Par suite, l’appréhension du droit de la concurrence par la jurisprudence de la CEDH a débuté par la requalification, par ladite Cour, de sanctions prises à l’encontre d’entreprises se voyant reprocher une pratique anticoncurrentielle, sanctions considérées par le droit national comme administratives, en sanctions pénales permettant d’entrer dans le domaine de l’article 6, paragraphe 1, de la Convention. Ainsi, l’arrêt Engel e.a. c/ Pays-Bas du 23 novembre 1976 intervenu en matière disciplinaire va être rapidement utilisé dans le cadre des sanctions par les autorités de régulation (CEDH, 27 février 1992, Société Stenuit c/ France, n° 11598/85) dans le cadre du droit de la concurrence.
Dans une jurisprudence constante depuis lors, la CEDH rappelle qu’il faut, afin de déterminer l’existence d’une « accusation en matière pénale », avoir égard à trois critères : la qualification juridique de la mesure litigieuse en droit national, la nature même de celle-ci, et la nature et le degré de sévérité de la « sanction » (Engel e.a. c/ Pays-Bas, préc., pt 82). Ces critères sont par ailleurs alternatifs et non cumulatifs.
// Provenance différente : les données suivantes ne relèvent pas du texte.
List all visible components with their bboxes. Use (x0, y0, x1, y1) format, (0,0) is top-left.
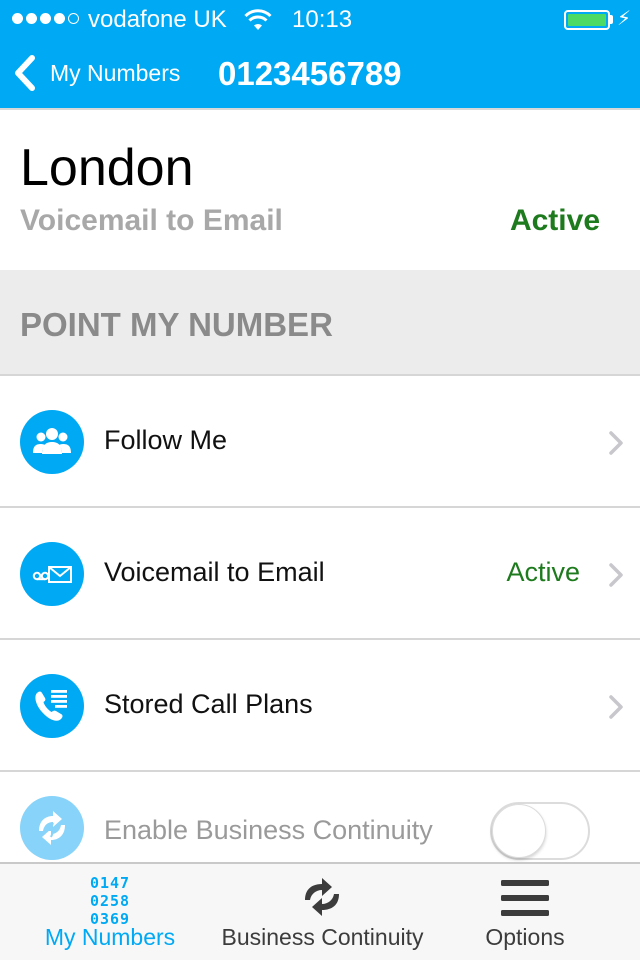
voicemail-envelope-icon (20, 542, 84, 606)
list-item-business-continuity: Enable Business Continuity (0, 772, 640, 862)
location-service: Voicemail to Email (20, 204, 283, 237)
tab-label: My Numbers (44, 924, 176, 950)
hamburger-menu-icon (501, 880, 549, 916)
digits-row: 0258 (89, 892, 131, 910)
row-status: Active (506, 557, 580, 587)
business-continuity-toggle[interactable] (490, 802, 590, 860)
status-bar: vodafone UK 10:13 ⚡ (0, 0, 640, 40)
signal-strength-icon (12, 13, 79, 24)
tab-my-numbers[interactable]: 0147 0258 0369 My Numbers (20, 864, 200, 960)
tab-options[interactable]: Options (440, 864, 610, 960)
clock: 10:13 (292, 6, 353, 33)
chevron-right-icon (609, 431, 623, 455)
keypad-digits-icon: 0147 0258 0369 (20, 874, 200, 928)
nav-bar: My Numbers 0123456789 (0, 40, 640, 108)
tab-business-continuity[interactable]: Business Continuity (205, 864, 440, 960)
back-button[interactable]: My Numbers (10, 54, 180, 92)
charging-bolt-icon: ⚡ (617, 8, 632, 30)
battery-icon (564, 10, 610, 30)
phone-list-icon (20, 674, 84, 738)
list-item-voicemail-to-email[interactable]: Voicemail to Email Active (0, 508, 640, 640)
row-label: Follow Me (104, 425, 228, 455)
header: vodafone UK 10:13 ⚡ My Numbers 012345678… (0, 0, 640, 108)
continuity-arrows-icon (20, 796, 84, 860)
location-status: Active (509, 204, 600, 237)
tab-label: Options (485, 924, 565, 950)
wifi-icon (244, 9, 272, 30)
section-header: POINT MY NUMBER (0, 270, 640, 376)
chevron-left-icon (15, 55, 35, 91)
back-button-label: My Numbers (50, 60, 181, 86)
list-item-stored-call-plans[interactable]: Stored Call Plans (0, 640, 640, 772)
chevron-right-icon (609, 563, 623, 587)
row-label: Voicemail to Email (104, 557, 325, 587)
row-label: Enable Business Continuity (104, 815, 433, 845)
page-title: 0123456789 (218, 55, 402, 92)
tab-label: Business Continuity (221, 924, 424, 950)
location-summary: London Voicemail to Email Active (0, 108, 640, 270)
digits-row: 0147 (89, 874, 131, 892)
section-title: POINT MY NUMBER (20, 306, 333, 343)
continuity-arrows-icon (305, 878, 339, 916)
row-label: Stored Call Plans (104, 689, 313, 719)
chevron-right-icon (609, 695, 623, 719)
location-name: London (20, 139, 194, 197)
people-group-icon (20, 410, 84, 474)
list-item-follow-me[interactable]: Follow Me (0, 376, 640, 508)
toggle-knob (492, 804, 546, 858)
battery-tip (610, 15, 613, 24)
tab-bar: 0147 0258 0369 My Numbers Business Conti… (0, 862, 640, 960)
carrier-name: vodafone UK (88, 6, 227, 33)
Pour que l’article 6, paragraphe 1, s’applique au titre des mots « accusation en matière pénale », il suffit que l’infraction en cause soit, par nature, « pénale » au regard de la Convention, ou ait exposé l’intéressé à une sanction qui, par sa nature et son degré de gravité, relève en général de la « matière pénale ». Cela n’empêche pas l’adoption d’une approche cumulative si l’analyse séparée de chaque critère ne permet pas d’aboutir à une conclusion claire quant à l’existence d’une « accusation en matière pénale ». Cette requalification en sanction pénale d’une sanction analysée en droit national comme purement administrative permet par suite l’application à la procédure du droit à un procès équitable prévu à l’article 6, paragraphe 1, précité.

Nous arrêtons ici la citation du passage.